À un détour, la rue s’était transformée en un canyon encaissé entre deux immenses tours sans fenêtre. Maintenant, la foule se clairsemait. La poussière qui tourbillonnait dans ce coupe-gorge dissimulait presque la silhouette lointaine des ponts. La présence de la poussière, tolérée par quelque responsable local pris d’une passion inconsciente pour la nature, surprit l’homme de science.
Un individu corpulent les croisa à pas rapides. Des poignets noueux, des jointures saillantes, des cals cornés ; ses mains intriguèrent le chirurgien. Il ne connaissait pas d’activité manuelle susceptible d’entraîner de telles malformations.

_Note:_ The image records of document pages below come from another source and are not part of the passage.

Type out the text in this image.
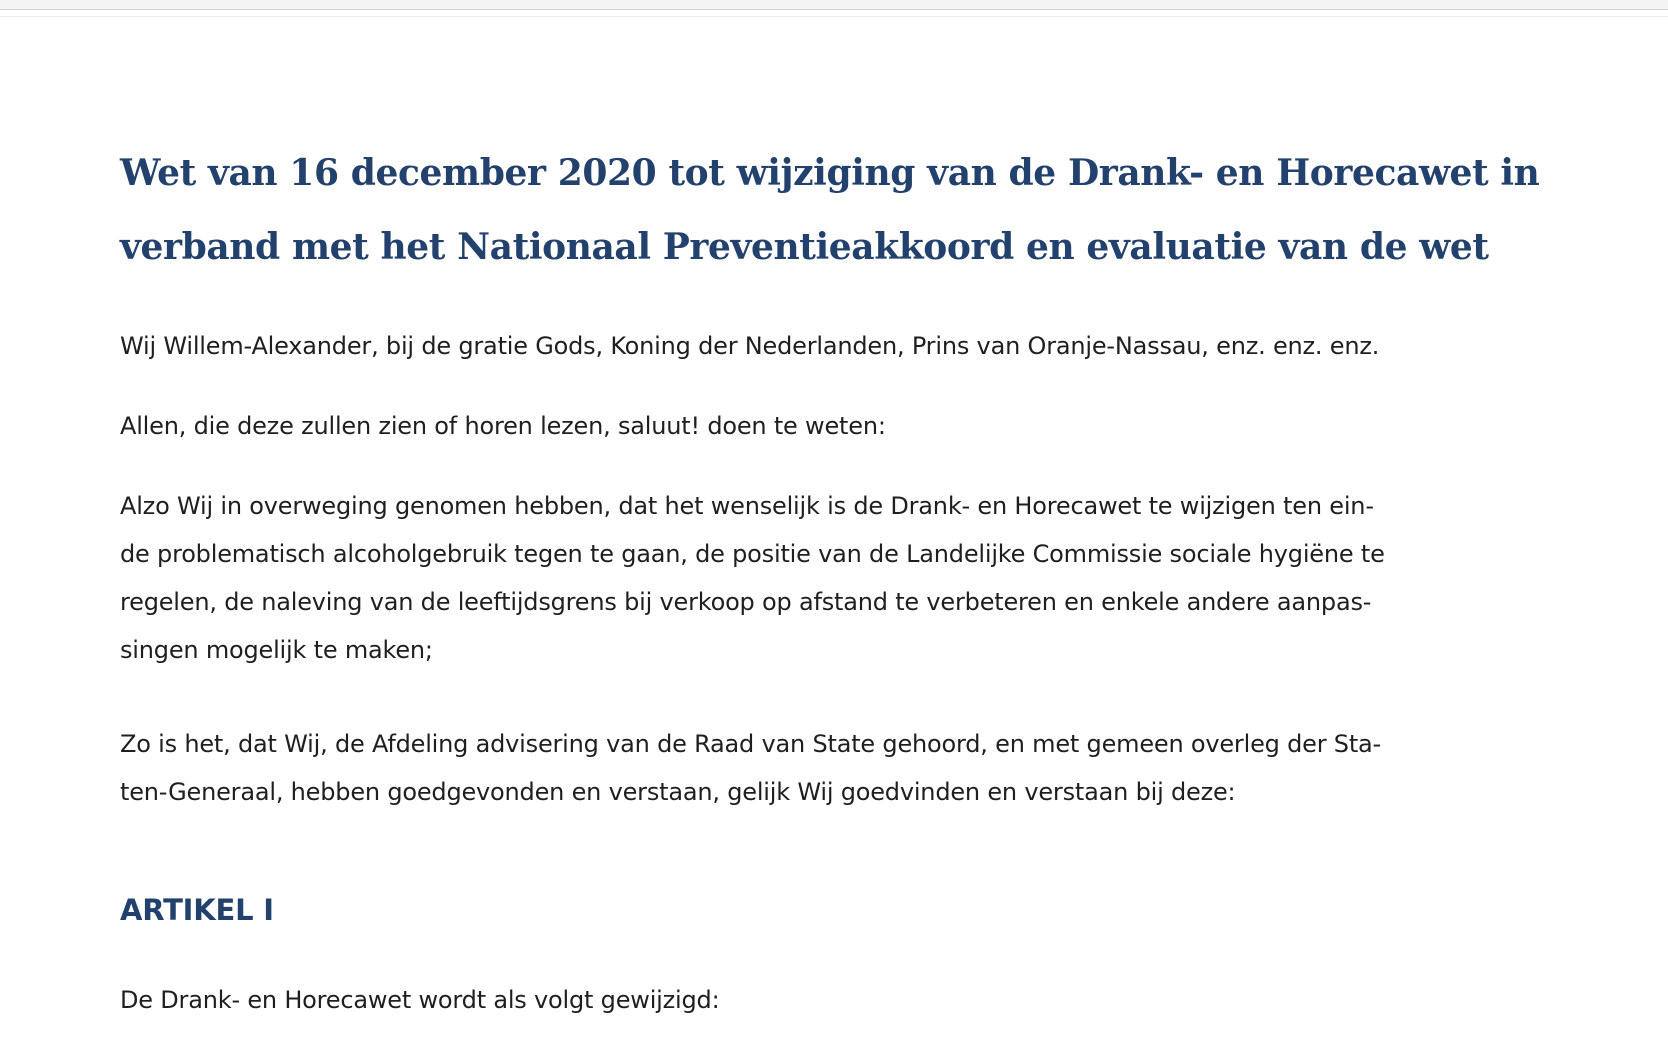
Wet van 16 december 2020 tot wijziging van de Drank- en Horecawet in
verband met het Nationaal Preventieakkoord en evaluatie van de wet

Wij Willem-Alexander, bij de gratie Gods, Koning der Nederlanden, Prins van Oranje-Nassau, enz. enz. enz.

Allen, die deze zullen zien of horen lezen, saluut! doen te weten:

Alzo Wij in overweging genomen hebben, dat het wenselijk is de Drank- en Horecawet te wijzigen ten ein-
de problematisch alcoholgebruik tegen te gaan, de positie van de Landelijke Commissie sociale hygiëne te
regelen, de naleving van de leeftijdsgrens bij verkoop op afstand te verbeteren en enkele andere aanpas-
singen mogelijk te maken;

Zo is het, dat Wij, de Afdeling advisering van de Raad van State gehoord, en met gemeen overleg der Sta-
ten-Generaal, hebben goedgevonden en verstaan, gelijk Wij goedvinden en verstaan bij deze:

ARTIKEL I

De Drank- en Horecawet wordt als volgt gewijzigd:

Par un dédale de voies abandonnées, le guide le mena jusqu’à une ruelle sombre. Comme les passants avaient disparu, Potter éprouva une impression de solitude et une curieuse sensation de déjà vu.
Pourquoi ai-je suivi cet homme ?
L’homme en question portait sur l’épaule le blason en forme de volant qui était l’insigne de conducteur. Il avait déclaré de but en blanc qu’il appartenait aux parents de la Résistance.
— Je sais ce que vous avez fait pour nous. C’est à notre tour de faire quelque chose pour vous. Venez, avait-il ajouté avec un mouvement de tête.
Après cette présentation, les deux hommes n’avaient plus guère échangé de paroles. Cependant Potter avait tout de suite été persuadé de la sincérité de son compagnon.
Pourquoi alors ai-je accepté son invite ? Certainement pas pour les promesses latentes d’une vie plus longue ou d’un savoir plus étendu. Les Cyborgs étaient dans le coup, et il soupçonnait son guide d’appartenir à leur confrérie. La plupart des Optimhommes et des Serviteurs de haut rang tendaient à ignorer les rumeurs propagées dans la Masse à propos de l’existence des Cyborgs : mais Potter n’avait jamais fait partie des cyniques ni des railleurs. Pourquoi ? Il ne pouvait pas l’expliquer, pas plus qu’il ne pouvait justifier sa présence dans la ruelle entre deux murs de plasmeld que les tubes lumineux plongeaient dans un éclairage fantomatique.